Запоздало сообразив, что каламбур получился не слишком удачным, Пеон сделал несколько шагов, и тут ему навстречу вышла, вернее, выплыла, едва касаясь босыми ногами земли, прекраснейшая из женщин. Совершенно нагая. Ошеломляюще обворожительная, ослепительно восхитительная, умопомрачительно привлекательная, невыразимо, невозможно совершенная. Всем своим существом, самим фактом своего существования манящая, зовущая, вызывающая непреодолимое, судорожное, раздирающее мышцы желание наброситься и смять в объятиях, ворваться, овладеть — и в то же время застыть, не дышать, не спугнуть… окаменеть!

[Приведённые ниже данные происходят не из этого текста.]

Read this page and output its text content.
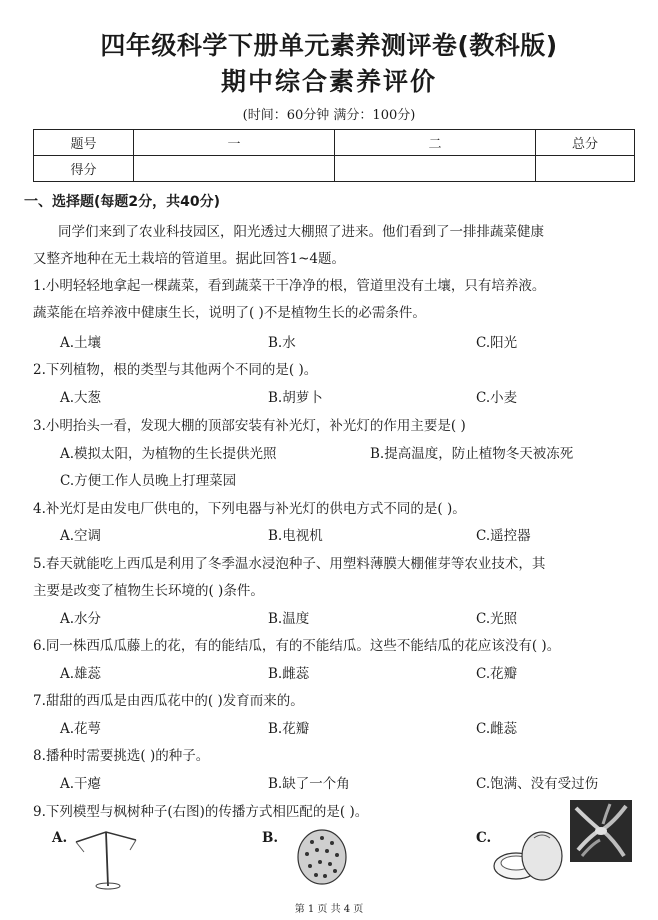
四年级科学下册单元素养测评卷(教科版)
期中综合素养评价
(时间：60分钟 满分：100分)
题号	一	二	总分
得分			
一、选择题(每题2分，共40分)
同学们来到了农业科技园区，阳光透过大棚照了进来。他们看到了一排排蔬菜健康
又整齐地种在无土栽培的管道里。据此回答1~4题。
1.小明轻轻地拿起一棵蔬菜，看到蔬菜干干净净的根，管道里没有土壤，只有培养液。
蔬菜能在培养液中健康生长，说明了( )不是植物生长的必需条件。
A.土壤	B.水	C.阳光
2.下列植物，根的类型与其他两个不同的是( )。
A.大葱	B.胡萝卜	C.小麦
3.小明抬头一看，发现大棚的顶部安装有补光灯，补光灯的作用主要是( )
A.模拟太阳，为植物的生长提供光照	B.提高温度，防止植物冬天被冻死
C.方便工作人员晚上打理菜园
4.补光灯是由发电厂供电的，下列电器与补光灯的供电方式不同的是( )。
A.空调	B.电视机	C.遥控器
5.春天就能吃上西瓜是利用了冬季温水浸泡种子、用塑料薄膜大棚催芽等农业技术，其
主要是改变了植物生长环境的( )条件。
A.水分	B.温度	C.光照
6.同一株西瓜瓜藤上的花，有的能结瓜，有的不能结瓜。这些不能结瓜的花应该没有( )。
A.雄蕊	B.雌蕊	C.花瓣
7.甜甜的西瓜是由西瓜花中的( )发育而来的。
A.花萼	B.花瓣	C.雌蕊
8.播种时需要挑选( )的种子。
A.干瘪	B.缺了一个角	C.饱满、没有受过伤
9.下列模型与枫树种子(右图)的传播方式相匹配的是( )。
A.	B.	C.
第 1 页 共 4 页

Подобное (хотя и не столь противоречивое) чувство бывшему прекрасному принцу довелось испытать лишь однажды, в результате ошибки Незадачливого Волшебника. И воспоминание о том случае до сих пор оставалось столь острым, что ледяной стыд, нахлынув, мгновенно отрезвил его. Красота незнакомки ничуть не померкла, но очарование пропало напрочь. Пеон переступил с ноги на ногу и деликатно кашлянул.
— Ну, и чего стоишь, как истукан?! — послышался из-за спины знакомый голос.
Оглянувшись, Пеон без особого удивления обнаружил на месте, где только что стоял Ястреб, Доброго Волшебника с Края Призаморья. На хитрой физиономии Волшебника (на сей раз ничем не замаскированной) застыло выражение озабоченной торжественности.
— Чего ждёшь-то, герой? — повторил Волшебник, протягивая Пеону сверкающий клинок с длинной рукоятью, увенчанной навершием в форме птичьей головы. — Вот твой меч, острый и несравненно надёжный. Вот Чудище. Поражай!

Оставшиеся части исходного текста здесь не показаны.